Lister les éléments cliniques et étiopathogéniques à prendre en compte dans l’analyse d’une douleur épididymo-testiculaire.

Matériel et méthode

Étude des articles publiés sur le thème dans la base de donnée Medline® (PubMed®) et sélectionnés en fonction de leur pertinence scientifique.

Résultats

Le bilan d’une douleur épididymo-testiculaire chronique est essentiellement clinique et doit permettre : (1) d’éliminer une pathologie urologique locale ; (2) d’évoquer un processus neurologique sur les caractéristiques sémiologiques de la symptomatologie ; (3) d’évoquer les atteintes nerveuses tronculaires grâce à l’analyse des antécédents et des cicatrices ; (4) de dépister les douleurs projetées, notamment d’origine rachidienne et thoracolombaires. Le lien de causalité entre les kystes épididymaires, les séquelles d’intervention et d’infection locale et les douleurs épididymo-testiculaires chroniques n’est pas établi avec certitude.

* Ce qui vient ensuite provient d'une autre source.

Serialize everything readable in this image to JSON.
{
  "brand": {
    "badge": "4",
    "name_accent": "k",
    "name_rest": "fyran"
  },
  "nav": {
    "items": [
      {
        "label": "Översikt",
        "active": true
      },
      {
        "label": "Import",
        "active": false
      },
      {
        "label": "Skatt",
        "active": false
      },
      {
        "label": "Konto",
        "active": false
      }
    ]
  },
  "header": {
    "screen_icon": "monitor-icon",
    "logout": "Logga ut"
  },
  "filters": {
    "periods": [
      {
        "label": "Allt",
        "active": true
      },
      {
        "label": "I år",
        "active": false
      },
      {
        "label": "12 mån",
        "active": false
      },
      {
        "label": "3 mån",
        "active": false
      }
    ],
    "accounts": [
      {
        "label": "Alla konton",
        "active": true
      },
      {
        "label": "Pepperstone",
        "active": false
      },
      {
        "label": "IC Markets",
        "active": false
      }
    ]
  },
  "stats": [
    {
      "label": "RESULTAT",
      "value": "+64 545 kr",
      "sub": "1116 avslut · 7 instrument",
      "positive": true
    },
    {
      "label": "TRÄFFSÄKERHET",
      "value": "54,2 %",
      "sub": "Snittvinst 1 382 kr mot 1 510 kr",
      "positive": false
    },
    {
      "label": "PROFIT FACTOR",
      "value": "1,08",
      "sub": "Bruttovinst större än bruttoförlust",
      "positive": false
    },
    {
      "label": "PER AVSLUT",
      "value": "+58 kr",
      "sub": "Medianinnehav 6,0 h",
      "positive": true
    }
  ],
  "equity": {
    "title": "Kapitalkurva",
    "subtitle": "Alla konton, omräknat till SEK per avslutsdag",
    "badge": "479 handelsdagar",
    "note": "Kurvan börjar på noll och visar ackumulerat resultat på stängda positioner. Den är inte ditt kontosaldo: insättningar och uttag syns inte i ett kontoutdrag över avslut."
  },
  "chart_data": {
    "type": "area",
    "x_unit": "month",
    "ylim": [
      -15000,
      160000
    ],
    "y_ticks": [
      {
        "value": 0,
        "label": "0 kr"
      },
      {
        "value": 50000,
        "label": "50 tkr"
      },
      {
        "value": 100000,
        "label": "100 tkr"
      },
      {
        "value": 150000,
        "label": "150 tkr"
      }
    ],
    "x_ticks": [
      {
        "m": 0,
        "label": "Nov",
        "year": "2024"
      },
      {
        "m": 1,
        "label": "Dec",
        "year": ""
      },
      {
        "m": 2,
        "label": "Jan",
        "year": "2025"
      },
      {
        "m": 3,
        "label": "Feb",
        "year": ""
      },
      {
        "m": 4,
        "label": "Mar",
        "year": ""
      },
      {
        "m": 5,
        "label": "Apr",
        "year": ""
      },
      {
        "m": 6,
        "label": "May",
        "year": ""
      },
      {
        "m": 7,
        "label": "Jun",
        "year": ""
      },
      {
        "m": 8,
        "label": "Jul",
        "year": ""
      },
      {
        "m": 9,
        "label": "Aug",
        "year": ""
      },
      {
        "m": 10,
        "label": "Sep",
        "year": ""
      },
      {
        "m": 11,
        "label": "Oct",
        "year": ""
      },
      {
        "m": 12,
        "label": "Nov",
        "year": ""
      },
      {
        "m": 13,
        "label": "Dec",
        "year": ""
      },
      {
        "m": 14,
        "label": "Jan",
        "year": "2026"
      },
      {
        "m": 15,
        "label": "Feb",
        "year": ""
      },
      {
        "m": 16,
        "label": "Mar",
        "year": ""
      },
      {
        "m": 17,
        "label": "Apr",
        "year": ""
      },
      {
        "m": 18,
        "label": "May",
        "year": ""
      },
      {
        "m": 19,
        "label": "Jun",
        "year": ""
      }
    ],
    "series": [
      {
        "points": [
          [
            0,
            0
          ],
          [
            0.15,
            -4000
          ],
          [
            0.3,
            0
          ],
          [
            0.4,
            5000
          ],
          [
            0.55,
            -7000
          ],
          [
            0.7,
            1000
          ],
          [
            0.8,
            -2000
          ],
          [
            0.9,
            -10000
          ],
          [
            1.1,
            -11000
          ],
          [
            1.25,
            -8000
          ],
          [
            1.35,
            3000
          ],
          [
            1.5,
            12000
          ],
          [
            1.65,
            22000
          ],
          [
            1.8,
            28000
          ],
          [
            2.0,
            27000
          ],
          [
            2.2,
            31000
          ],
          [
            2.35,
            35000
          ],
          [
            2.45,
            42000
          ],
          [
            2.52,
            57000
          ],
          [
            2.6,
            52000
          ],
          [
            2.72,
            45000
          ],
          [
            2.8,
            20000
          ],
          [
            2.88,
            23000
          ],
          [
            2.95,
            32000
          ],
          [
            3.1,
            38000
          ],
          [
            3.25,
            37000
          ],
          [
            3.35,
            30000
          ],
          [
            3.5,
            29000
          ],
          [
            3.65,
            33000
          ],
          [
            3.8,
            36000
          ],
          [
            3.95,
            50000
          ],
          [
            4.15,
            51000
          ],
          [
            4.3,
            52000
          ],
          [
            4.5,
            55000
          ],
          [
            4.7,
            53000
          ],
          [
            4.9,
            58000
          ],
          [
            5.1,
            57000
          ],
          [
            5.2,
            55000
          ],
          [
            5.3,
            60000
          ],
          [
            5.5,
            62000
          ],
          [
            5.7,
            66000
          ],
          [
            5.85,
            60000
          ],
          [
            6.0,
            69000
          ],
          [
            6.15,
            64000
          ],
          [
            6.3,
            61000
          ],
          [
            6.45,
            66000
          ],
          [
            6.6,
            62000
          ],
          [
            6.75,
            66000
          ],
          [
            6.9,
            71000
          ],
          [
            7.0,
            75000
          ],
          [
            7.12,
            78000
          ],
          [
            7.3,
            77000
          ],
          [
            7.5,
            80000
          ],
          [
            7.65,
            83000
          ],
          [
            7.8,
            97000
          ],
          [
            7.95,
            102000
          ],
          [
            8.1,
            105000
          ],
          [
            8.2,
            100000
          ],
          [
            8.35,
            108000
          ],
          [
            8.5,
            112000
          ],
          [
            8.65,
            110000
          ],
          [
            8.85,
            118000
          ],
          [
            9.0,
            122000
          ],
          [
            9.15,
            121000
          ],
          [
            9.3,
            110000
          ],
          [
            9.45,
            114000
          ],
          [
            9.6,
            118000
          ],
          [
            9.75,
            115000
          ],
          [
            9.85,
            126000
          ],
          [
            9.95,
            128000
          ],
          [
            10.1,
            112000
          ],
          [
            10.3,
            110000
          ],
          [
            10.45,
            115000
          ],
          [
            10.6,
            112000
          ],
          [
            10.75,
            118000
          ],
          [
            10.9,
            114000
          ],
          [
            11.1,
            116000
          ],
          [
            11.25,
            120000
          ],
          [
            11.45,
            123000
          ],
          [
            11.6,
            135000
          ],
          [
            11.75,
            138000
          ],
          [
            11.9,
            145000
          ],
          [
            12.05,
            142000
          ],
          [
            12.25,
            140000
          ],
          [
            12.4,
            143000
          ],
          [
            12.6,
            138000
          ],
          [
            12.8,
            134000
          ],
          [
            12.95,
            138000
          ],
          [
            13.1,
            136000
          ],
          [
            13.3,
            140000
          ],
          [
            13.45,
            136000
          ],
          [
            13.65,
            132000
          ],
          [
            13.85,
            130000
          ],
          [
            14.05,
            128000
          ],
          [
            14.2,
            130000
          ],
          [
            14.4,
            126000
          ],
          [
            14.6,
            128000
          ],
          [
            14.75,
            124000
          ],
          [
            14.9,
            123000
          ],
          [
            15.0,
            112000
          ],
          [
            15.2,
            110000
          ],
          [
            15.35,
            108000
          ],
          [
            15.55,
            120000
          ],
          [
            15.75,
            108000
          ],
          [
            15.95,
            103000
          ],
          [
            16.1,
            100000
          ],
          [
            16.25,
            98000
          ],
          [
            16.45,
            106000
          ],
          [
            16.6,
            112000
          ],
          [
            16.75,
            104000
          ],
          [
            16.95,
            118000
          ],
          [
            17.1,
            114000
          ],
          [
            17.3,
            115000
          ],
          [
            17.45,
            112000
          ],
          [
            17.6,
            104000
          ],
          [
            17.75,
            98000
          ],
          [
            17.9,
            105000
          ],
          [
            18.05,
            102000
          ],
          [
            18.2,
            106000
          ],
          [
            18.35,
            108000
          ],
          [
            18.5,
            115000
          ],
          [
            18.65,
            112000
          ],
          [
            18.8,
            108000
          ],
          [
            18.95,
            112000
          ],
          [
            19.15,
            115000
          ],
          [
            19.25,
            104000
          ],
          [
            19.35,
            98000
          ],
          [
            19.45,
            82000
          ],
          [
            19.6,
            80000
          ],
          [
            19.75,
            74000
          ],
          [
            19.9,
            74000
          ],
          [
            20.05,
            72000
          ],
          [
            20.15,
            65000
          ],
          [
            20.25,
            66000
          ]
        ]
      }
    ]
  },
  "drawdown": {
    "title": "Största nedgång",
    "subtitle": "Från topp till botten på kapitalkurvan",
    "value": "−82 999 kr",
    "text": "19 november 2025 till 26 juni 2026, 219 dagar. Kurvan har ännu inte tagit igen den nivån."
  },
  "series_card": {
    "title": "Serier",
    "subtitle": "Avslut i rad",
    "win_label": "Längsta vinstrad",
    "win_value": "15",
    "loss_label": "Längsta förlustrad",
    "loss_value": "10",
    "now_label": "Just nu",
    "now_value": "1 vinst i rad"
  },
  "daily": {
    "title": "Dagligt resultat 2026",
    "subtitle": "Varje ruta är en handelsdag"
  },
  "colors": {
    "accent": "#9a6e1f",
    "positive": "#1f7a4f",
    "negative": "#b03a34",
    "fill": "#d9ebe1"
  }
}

Le bloc anesthésique du cordon spermatique à titre de test diagnostique doit être effectué avant tout geste invasif.

Conclusion

Le point fondamental est de savoir faire la distinction entre des douleurs épididymo-testiculaires et des douleurs du scrotum car le testicule est un organe d’origine abdomino-pelvienne et non périnéale, d’innervation sympathique et non sacrée. L’absence d’étiologie organique ou iatrogène évidente doit faire rechercher des manifestations cliniques témoignant d’une hypersensibilisation à la douleur. L’analyse d’une douleur épididymo-testiculaire chronique nécessite donc une démarche clinique globale qui doit prendre en compte tous les aspects de la douleur y compris ses composantes fonctionnelles et émotionnelles.

   
 
 

 

 

Introduction

Les douleurs épididymaires et testiculaires chroniques représentent un motif de consultation extrêmement fréquent en urologie. Il est cependant impossible d'en connaître la vraie fréquence en raison de la confusion entre douleurs épididymo-testiculaires et douleurs scrotales et de l'absence de données épidémiologiques précises.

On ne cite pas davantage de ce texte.